Sebastian Degens is the planning and development manager at the Port of Portland. He and I are looking north at the Columbia River.
Sebastian Degens: "We're looking at the Portland-Vancouver harbor. There's a grain elevator that's loading grain, or unloading grain, from a barge right here. And there's steel scrap being unloaded at Vancouver's adjacent dock."
If the Port had its way, harbor operations would expand here, within sight of the Port of Vancouver and the Port of Portland.
That expansion would include another terminal - potentially cranes, elevators, and rail and trucking operations.
Sebastian Degens: "Fundamentally, it's the north shore that we're standing on that has the greatest potential from a harbor perspective. This is the side that has the navigation channel that's been improved."
Port officials say West Hayden Island's proximity to rail lines and the river make it perfect for a new terminal. They hope to balance the development by improving the wetlands on the island's south side.
Sebastian Degens: "We've identified several of these sites as potential for more enhancement for off-channel habitat areas."
But the Port tried the shipping and habitat split before - ten years ago.
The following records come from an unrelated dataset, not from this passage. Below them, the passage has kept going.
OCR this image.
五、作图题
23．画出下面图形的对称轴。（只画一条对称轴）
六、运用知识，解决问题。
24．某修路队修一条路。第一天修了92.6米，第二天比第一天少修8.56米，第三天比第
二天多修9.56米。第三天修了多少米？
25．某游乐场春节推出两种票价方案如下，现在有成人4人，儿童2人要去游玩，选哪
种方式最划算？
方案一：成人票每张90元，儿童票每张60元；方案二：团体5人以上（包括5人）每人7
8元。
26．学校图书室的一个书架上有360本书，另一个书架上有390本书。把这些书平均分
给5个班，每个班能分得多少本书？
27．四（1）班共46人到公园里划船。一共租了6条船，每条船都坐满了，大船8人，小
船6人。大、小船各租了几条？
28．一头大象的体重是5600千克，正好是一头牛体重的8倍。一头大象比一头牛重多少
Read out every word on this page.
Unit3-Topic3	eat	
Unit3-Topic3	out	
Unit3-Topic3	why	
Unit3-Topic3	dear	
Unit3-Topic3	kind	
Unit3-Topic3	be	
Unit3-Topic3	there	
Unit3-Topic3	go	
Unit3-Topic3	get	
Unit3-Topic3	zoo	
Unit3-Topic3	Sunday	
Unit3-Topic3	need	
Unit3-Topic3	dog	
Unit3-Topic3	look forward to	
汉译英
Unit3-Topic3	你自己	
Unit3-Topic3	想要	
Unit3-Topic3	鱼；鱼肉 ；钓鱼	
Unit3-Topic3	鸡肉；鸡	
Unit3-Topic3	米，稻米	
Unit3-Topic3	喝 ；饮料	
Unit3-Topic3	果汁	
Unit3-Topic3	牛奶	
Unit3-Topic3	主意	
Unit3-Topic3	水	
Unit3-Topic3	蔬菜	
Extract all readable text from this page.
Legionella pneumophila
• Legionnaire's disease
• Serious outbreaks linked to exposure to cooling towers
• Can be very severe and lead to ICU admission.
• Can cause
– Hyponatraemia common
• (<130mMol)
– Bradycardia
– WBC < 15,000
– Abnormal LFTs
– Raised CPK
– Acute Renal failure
The Audubon Society of Portland helped stop plans, in 1999.
But the Port is trying again-- because officials say there's nowhere else to go.
Conservation director, Bob Sallinger, is no happier now, as he looks over the gate to West Hayden Island.
Bob Sallinger: "The idea of putting parking lots over 4 or 500 acres of intact wildlife habitat and calling it good for the environment is really just a joke."
Sallinger says the Port failed to prove the economic and environmental case ten years ago, and can't make it, today.
Sallinger wants to protect as much of West Hayden Island as possible, to help retain all the historic habitat he can.
Bob Sallinger: "And so, when you remove this piece, you're undermining that entire system. And that entire system is just a remnant of what was here historically. And to a large degree it's failing in many ways, already."
The past ten years have raised more complex environmental issues including climate change, and concern about the survival of salmon.
Bill Wyatt: "Anybody who says it's more complicated today than it was ten years ago is right. But that doesn't mean it can't be done."
That's Port director, Bill Wyatt. He says the environmental questions can be solved later in the process.
Audubon's Bob Sallinger says the Port is delaying the hard questions, until it's too late to stop.
The West Hayden Island community working group is likely to hear tonight from one more interest group: East Hayden island. Local residents want a piece of the west side, too, for parks and boat ramps.
So West Hayden may get pulled in three directions - by birds, barges, and boaters.